Também a doutrina segue este norte, estando entre os que afirmam ser necessária a averbação do contrato de licença o renomado jurista José Carlos Tinoco Soares, que assevera: “Não obstante esse contrato seja elaborado, assinado, com as firmas reconhecidas (…), e muitas vezes até submetido ao Cartório de Títulos e Documentos (…), deverá ser encaminhado ao INPI para a necessária e indispensável verificação, processamento e conseqüente averbação”.
Destaque-se que dentre os problemas que podem advir da não-averbação do contrato, o principal é a caducidade da marca, uma vez que se o contrato de licenciamento não estiver averbado, não será possível demonstrar o uso da marca caso haja algum questionamento, visto que o licenciado não terá legitimidade para fazê-lo – quem a tem é tão somente o titular da marca, que não teria meios de provar o seu uso em casos de exploração exclusiva pelo licenciado. Vale dizer que uma vez declarada a caducidade da marca, o empresário perde todos os seus direitos sobre ela, o que acarretaria conseqüências nefastas e irreversíveis aos negócios.

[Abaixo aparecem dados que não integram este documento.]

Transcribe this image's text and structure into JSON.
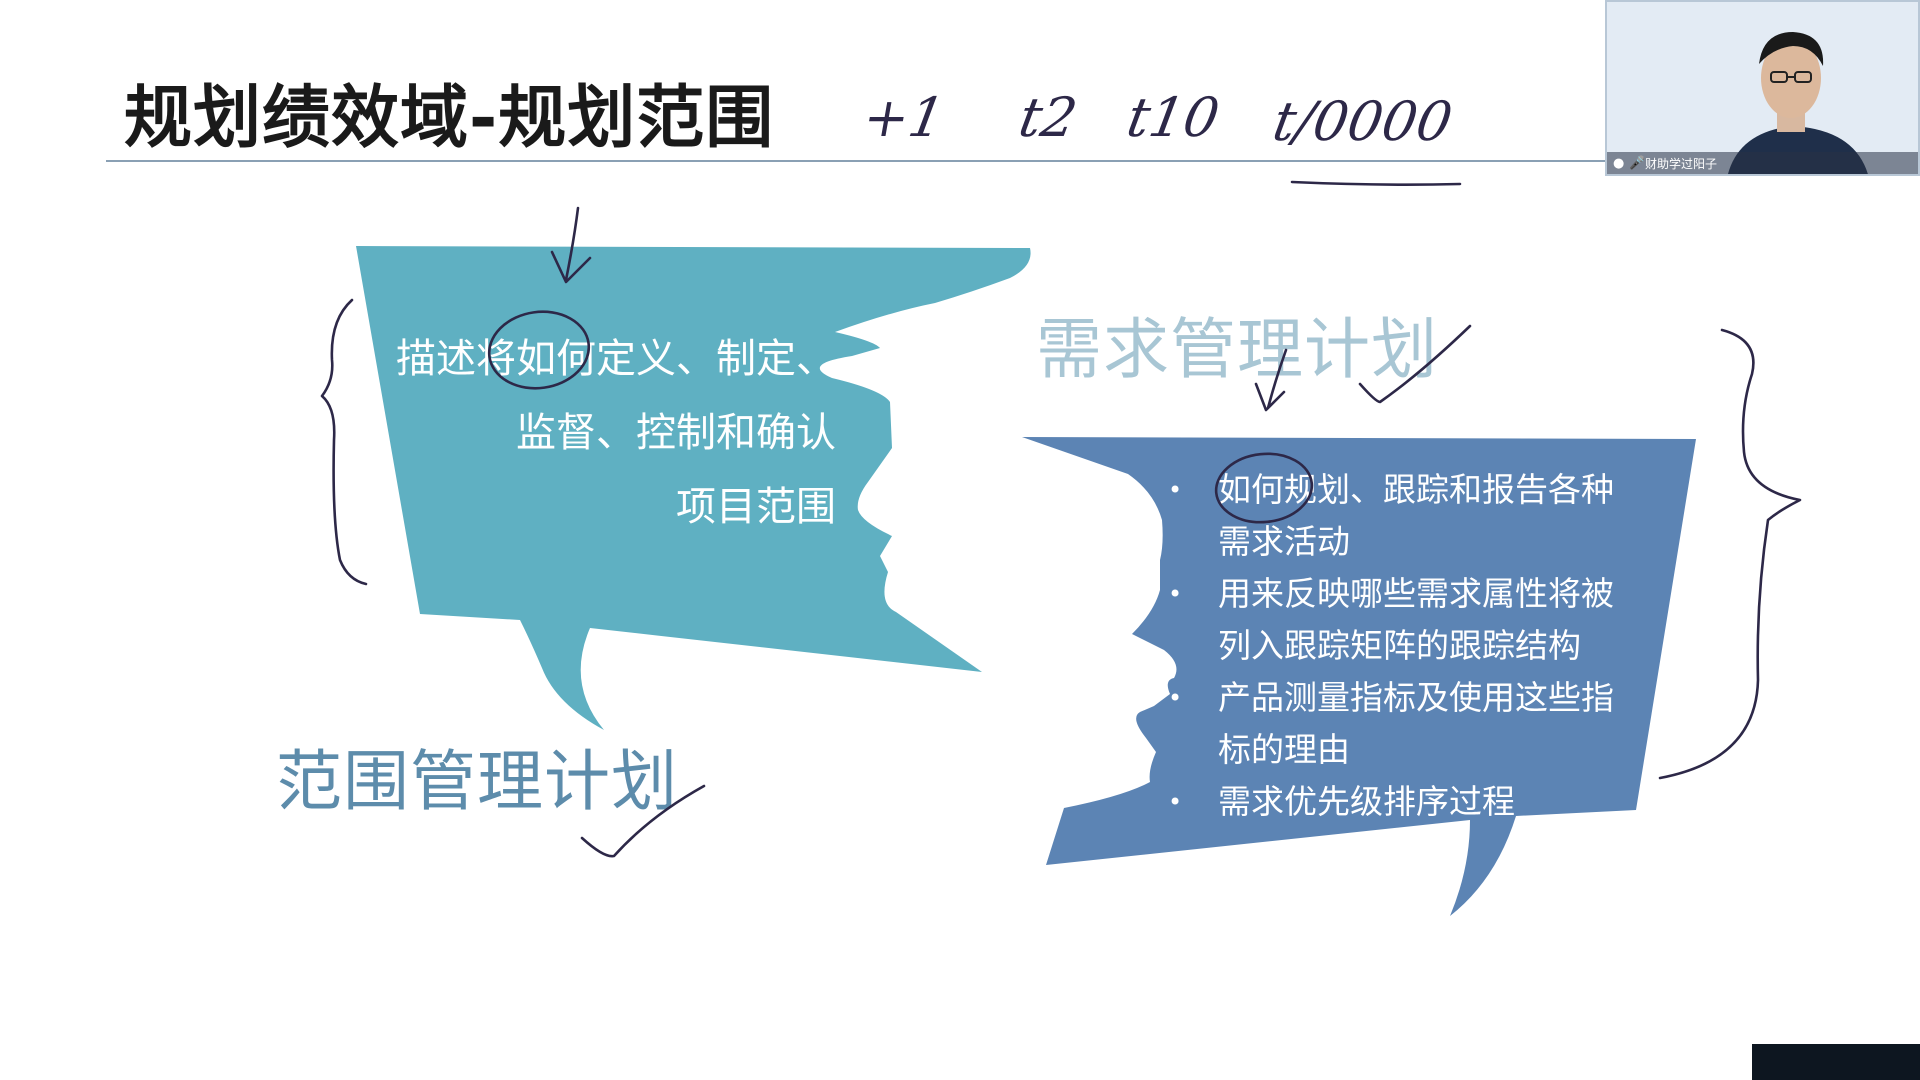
{
  "slide": {
    "title": "规划绩效域-规划范围"
  },
  "ink": {
    "note_t1": "+1",
    "note_t2": "t2",
    "note_t10": "t10",
    "note_t10000": "t/0000"
  },
  "scope_bubble": {
    "lines": [
      "描述将如何定义、制定、",
      "监督、控制和确认",
      "项目范围"
    ],
    "color": "#5fb0c2"
  },
  "scope_label": "范围管理计划",
  "requirements_label": "需求管理计划",
  "requirements_bubble": {
    "color": "#5c84b4",
    "items": [
      "如何规划、跟踪和报告各种需求活动",
      "用来反映哪些需求属性将被列入跟踪矩阵的跟踪结构",
      "产品测量指标及使用这些指标的理由",
      "需求优先级排序过程"
    ]
  },
  "video": {
    "participant_name": "财助学过阳子",
    "icons": [
      "user-icon",
      "mic-icon"
    ]
  },
  "colors": {
    "title_line": "#8aa0b4",
    "ink": "#2d2848"
  }
}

Assim sendo, a averbação perante o INPI dos contratos de licenciamento de marca é essencial para assegurar tanto a manutenção de receita quanto o crescimento sustentável da empresa, de forma a garantir que não hajam surpresas desagradáveis no decurso do tempo.
É bom ficar atentos nas marcas de franquias existentes no mercado brasileiro, em especial as pequenas marcas de franquia com investimento baixo.